Ces effets pervers s’observent également lors de l’examen du projet de loi de finances. L’article 47 de la loi organique relative aux lois de finances permet aux parlementaires d’amender exclusivement au sein de la même mission, aboutissant à des situations invraisemblables. Peut-on encore considérer que le vote du budget par le Parlement relève d’un acte démocratique lorsque l’on connaît la marge de manœuvre dont il dispose ?
Le comité Balladur avait proposé d’assouplir le régime de l’irrecevabilité financière de sorte que les amendements et les propositions des parlementaires ne soient irrecevables que lorsqu’ils entraînent une aggravation des charges publiques, et non d’une seule charge publique.
Comme l’a rappelé en commission mon collègue Éric Kerrouche, dont je salue ici le travail qu’il mène sur ces sujets, Jean Arthuis et Didier Migaud avaient avancé qu’une telle réforme aurait vidé l’article 40 de son contenu.

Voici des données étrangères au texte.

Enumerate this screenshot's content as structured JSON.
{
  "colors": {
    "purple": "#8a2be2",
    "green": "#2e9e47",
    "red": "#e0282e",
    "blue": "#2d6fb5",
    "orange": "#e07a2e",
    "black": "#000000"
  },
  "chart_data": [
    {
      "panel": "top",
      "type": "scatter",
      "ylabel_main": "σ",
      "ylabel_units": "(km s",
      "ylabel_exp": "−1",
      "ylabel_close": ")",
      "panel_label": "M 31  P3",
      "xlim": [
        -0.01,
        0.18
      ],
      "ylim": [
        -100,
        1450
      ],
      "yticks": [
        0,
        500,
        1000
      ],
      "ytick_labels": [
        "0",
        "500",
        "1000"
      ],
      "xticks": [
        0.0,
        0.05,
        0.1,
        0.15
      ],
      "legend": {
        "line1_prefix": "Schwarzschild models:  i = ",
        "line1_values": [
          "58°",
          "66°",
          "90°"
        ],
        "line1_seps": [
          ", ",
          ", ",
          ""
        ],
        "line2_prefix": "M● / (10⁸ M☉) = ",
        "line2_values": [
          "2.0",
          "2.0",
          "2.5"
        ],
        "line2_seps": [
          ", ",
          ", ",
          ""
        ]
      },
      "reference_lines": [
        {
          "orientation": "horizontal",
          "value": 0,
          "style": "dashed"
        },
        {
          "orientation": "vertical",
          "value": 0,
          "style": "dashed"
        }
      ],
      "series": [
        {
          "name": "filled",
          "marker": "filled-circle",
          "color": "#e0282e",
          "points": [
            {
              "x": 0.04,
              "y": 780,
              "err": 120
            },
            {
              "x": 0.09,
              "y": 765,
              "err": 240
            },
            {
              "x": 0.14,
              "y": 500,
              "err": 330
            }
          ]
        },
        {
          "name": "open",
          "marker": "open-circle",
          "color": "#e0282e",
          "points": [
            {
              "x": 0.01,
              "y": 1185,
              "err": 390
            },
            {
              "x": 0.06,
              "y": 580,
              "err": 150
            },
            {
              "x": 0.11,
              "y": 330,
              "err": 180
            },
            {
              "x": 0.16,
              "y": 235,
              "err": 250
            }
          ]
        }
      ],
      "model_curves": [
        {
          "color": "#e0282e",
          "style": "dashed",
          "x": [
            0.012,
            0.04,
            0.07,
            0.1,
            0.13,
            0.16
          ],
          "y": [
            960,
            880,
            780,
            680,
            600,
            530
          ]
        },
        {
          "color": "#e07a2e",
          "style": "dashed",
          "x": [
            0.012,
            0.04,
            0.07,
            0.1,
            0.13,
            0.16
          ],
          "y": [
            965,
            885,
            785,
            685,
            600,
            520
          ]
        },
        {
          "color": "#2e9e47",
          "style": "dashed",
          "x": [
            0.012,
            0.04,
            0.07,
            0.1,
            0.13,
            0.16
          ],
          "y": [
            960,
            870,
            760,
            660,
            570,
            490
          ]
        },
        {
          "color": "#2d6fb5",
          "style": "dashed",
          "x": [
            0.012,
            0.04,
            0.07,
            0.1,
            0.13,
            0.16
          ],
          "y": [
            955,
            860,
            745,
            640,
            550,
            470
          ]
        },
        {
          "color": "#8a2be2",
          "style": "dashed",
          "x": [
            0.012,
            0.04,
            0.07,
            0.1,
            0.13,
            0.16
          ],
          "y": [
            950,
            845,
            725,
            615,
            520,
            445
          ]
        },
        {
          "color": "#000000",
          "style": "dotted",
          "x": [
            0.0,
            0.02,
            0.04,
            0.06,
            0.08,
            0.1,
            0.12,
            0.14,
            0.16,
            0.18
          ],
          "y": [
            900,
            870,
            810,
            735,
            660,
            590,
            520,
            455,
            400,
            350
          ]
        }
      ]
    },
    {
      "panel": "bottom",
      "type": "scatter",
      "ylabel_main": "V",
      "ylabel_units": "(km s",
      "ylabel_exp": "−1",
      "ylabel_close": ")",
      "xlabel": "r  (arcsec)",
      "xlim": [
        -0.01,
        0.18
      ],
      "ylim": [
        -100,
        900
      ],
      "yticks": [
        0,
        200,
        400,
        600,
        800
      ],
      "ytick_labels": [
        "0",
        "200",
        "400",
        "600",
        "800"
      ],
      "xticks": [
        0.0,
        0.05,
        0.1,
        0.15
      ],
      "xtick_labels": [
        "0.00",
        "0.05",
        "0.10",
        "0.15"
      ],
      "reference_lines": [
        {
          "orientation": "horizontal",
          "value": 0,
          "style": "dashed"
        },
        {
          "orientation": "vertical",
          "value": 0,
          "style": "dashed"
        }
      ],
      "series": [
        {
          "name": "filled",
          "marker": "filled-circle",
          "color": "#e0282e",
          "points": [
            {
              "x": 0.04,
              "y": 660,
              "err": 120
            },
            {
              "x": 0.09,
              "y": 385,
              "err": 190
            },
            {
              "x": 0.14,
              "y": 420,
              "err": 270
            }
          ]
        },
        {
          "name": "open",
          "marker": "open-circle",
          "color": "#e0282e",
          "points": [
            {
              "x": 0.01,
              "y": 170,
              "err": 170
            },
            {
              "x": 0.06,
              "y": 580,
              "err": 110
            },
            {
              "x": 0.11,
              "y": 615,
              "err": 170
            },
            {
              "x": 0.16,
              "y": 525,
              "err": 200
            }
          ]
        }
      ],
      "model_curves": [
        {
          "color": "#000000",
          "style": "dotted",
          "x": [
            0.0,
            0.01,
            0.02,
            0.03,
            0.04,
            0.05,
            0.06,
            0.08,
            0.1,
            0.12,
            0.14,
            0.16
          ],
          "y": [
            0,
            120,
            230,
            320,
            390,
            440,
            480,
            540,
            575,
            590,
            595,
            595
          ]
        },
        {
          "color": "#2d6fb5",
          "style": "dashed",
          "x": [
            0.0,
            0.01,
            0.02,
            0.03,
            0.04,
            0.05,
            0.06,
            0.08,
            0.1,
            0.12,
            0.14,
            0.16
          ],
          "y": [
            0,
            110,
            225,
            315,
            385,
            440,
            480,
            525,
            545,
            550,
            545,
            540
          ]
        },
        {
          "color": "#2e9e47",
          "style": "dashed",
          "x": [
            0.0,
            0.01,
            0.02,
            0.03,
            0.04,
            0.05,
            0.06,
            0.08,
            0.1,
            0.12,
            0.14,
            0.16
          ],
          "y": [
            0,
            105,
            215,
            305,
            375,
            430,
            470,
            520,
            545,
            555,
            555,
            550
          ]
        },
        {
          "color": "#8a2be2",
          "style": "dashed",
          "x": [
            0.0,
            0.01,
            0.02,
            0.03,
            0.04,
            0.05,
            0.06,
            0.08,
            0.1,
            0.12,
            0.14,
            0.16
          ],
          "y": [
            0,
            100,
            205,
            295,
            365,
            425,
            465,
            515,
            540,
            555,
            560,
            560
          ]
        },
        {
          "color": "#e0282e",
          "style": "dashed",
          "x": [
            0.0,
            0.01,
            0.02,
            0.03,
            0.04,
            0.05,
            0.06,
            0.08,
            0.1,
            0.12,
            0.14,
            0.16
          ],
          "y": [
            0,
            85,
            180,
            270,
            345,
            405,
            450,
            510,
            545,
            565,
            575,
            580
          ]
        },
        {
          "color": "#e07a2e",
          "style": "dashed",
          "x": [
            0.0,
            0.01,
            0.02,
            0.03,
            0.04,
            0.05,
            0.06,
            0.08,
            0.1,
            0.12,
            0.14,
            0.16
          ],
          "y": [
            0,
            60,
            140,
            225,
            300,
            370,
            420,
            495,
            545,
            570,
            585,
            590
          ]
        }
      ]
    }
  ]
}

Alors qu’ils présidaient respectivement les commissions des finances du Sénat et de l’Assemblée nationale, ils avaient affirmé que seule la suppression de cet article permettrait un réel renforcement des pouvoirs du Parlement et une responsabilisation des élus.
Par ailleurs, la suppression de l’article 40 de la Constitution constituerait un gage efficace contre l’hyperprésidentialisation de la Ve République et permettrait de rétablir un équilibre entre le pouvoir législatif et le pouvoir exécutif, ce dernier bénéficiant toujours d’autres armes dans l’arsenal procédural et, la plupart du temps – même si ce n’est pas toujours –, du fait majoritaire.
La suppression de l’article 40 de la Constitution n’exclut pas, bien au contraire, le maintien d’un contrôle interne au Parlement, donc une révision du règlement des assemblées allant dans le sens du renforcement de la fonction de contrôle et d’évaluation, ce qui nécessite, bien sûr, davantage de moyens humains et financiers.
Par exemple, les textes d’initiative parlementaire pourraient être soumis au contrôle d’une commission restreinte, composée de représentants de la majorité et de l’opposition, qui seraient contraints de motiver leurs avis, favorables comme défavorables.
Mes chers collègues, nous ne considérons pas que la suppression de l’article 40 encouragerait les parlementaires à la gabegie. Elle est, au contraire, l’occasion de responsabiliser les élus et ouvre de nouvelles perspectives d’initiative législative.
Si cette mesure ne se suffit pas par elle-même, elle va dans le sens du renforcement du poids de l’institution parlementaire et participerait, si elle était votée, à la vitalité démocratique de notre pays.
C’est pourquoi mon groupe votera en faveur de cette proposition de loi constitutionnelle du groupe CRCE-K, à l’exception, bien sûr, de notre collègue Claude Raynal, qui, en tant que président de la commission des finances, ne prendra pas part au vote.